В этой пьесе был и полет и сила, но она была трудная. Трудная именно потому, что такая живая, в таком молодом забористом ритме. Это был марш, он и звал маршировать. У меня не хватало терпения сначала учить трудные места медленно, пока не выучу, меня самого подмывало шагать быстрее. А пальцы то пропускали какую-нибудь ноту, то ударяли не ту, что нужно. И в тот день я снова и снова начинал осторожно, решив, что все время буду считать, как меня учила мисс Уиггинс, и всякий раз вырывался вперед, чтобы вдохнуть в мой марш побольше огня и блеска, но тут же спотыкался и летел кувырком в горькую пыль диссонанса. Моей матери это было невдомек. Она думала, что в конце концов быстрота и упорство принесут мне успех. Она отбивала такт ногой и подбадривала меня улыбкой, но ближе к вечеру на лице ее начало проступать разочарование, она уже поняла, что гостей ждать нечего.

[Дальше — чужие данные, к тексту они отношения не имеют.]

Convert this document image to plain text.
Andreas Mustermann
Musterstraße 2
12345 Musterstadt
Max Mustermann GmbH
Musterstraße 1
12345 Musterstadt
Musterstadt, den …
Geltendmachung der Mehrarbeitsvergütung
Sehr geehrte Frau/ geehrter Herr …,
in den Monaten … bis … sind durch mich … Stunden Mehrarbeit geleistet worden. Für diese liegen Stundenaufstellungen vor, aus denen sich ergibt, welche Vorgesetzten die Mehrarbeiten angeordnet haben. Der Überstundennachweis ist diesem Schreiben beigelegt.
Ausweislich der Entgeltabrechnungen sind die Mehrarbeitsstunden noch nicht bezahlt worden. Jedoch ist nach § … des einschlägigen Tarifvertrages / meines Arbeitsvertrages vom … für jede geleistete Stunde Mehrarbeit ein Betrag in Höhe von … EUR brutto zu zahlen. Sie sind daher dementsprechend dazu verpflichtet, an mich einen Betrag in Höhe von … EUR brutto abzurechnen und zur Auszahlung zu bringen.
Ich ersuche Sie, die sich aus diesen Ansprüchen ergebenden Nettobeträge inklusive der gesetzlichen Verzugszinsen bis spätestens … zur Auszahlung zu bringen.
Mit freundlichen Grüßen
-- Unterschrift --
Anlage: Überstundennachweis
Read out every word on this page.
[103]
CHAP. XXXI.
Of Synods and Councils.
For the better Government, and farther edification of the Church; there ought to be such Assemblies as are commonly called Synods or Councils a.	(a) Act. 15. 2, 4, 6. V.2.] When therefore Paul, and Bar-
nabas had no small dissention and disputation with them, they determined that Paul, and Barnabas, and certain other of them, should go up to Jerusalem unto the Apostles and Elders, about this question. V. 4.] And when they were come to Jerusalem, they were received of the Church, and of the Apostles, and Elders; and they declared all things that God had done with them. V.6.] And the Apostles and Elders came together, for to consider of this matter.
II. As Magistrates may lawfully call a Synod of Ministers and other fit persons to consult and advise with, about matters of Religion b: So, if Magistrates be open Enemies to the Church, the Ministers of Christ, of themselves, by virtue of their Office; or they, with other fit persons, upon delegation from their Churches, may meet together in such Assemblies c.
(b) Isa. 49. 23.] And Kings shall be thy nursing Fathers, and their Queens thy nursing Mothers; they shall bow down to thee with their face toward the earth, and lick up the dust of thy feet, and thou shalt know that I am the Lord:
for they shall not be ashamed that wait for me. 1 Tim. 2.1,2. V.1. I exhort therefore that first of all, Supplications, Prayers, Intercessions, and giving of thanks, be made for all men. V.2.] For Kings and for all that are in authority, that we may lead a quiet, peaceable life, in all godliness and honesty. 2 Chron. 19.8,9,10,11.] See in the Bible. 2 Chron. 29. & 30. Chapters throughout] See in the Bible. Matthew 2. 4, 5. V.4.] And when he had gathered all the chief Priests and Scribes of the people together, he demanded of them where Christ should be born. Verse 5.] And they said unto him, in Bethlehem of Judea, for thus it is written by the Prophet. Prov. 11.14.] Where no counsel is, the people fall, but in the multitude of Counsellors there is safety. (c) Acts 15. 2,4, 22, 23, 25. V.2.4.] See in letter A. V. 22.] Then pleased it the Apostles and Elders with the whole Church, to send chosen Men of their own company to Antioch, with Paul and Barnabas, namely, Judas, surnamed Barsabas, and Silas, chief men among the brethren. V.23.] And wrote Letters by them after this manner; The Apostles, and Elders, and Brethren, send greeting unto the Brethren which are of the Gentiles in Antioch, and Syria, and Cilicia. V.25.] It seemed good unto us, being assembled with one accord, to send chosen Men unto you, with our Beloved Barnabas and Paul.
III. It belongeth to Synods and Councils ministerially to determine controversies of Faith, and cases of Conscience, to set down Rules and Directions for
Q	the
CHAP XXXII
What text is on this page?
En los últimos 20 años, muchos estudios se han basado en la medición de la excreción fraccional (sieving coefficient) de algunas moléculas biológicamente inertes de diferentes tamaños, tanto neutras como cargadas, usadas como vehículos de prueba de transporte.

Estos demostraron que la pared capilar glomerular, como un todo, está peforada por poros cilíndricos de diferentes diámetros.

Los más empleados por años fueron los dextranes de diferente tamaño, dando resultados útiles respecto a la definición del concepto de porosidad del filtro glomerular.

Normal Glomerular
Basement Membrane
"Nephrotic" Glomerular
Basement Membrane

— Ну ладно, беги, корми коров, — сказала она наконец, — а я соберу отцу ужин. Чужих не будет, так что можешь опять надеть комбинезон.
Я посмотрел на нее, потом спросил:
— А завтра мне в чем ехать в город? Как бы не испачкать штаны колесной мазью или еще чем-нибудь.
Ибо я, хоть и любил представлять себе будущее, старался делать это с умом, в пределах нормального и вероятного. По пути в коровник я мог несколько раз пережить завтрашнюю поездку в город, каждый раз в новом варианте, но только с условием, что поездка в город завтра состоится. Я всегда был накрепко привязан к действительности, под влиянием какой-то злосчастной врожденной честности всегда предпочитал откровенное разочарование роскоши необоснованных мечтаний.
В город я наутро поехал, но лишь после спора, который длился добрый час и, как это ни парадоксально, для всех нас окончился победой. Отец настоял на своем: я поехал; я добился своего — поехал; а мать, за то, что дала согласие, выговорила у него обещание: когда хлеб будет обмолочен, купить новые плюшевые занавески в гостиную, а для меня метроном, без которого я, по словам мисс Уиггинс, никогда не научусь выдерживать темп в таких маршах, как «Сыны свободы».
Я в первый раз ехал в город один. Поэтому мне и дали Алмаза, он был старый, надежный и такой умный, что к автомобилям и паровозам относился не только без малейшей нервозности, но даже несколько свысока.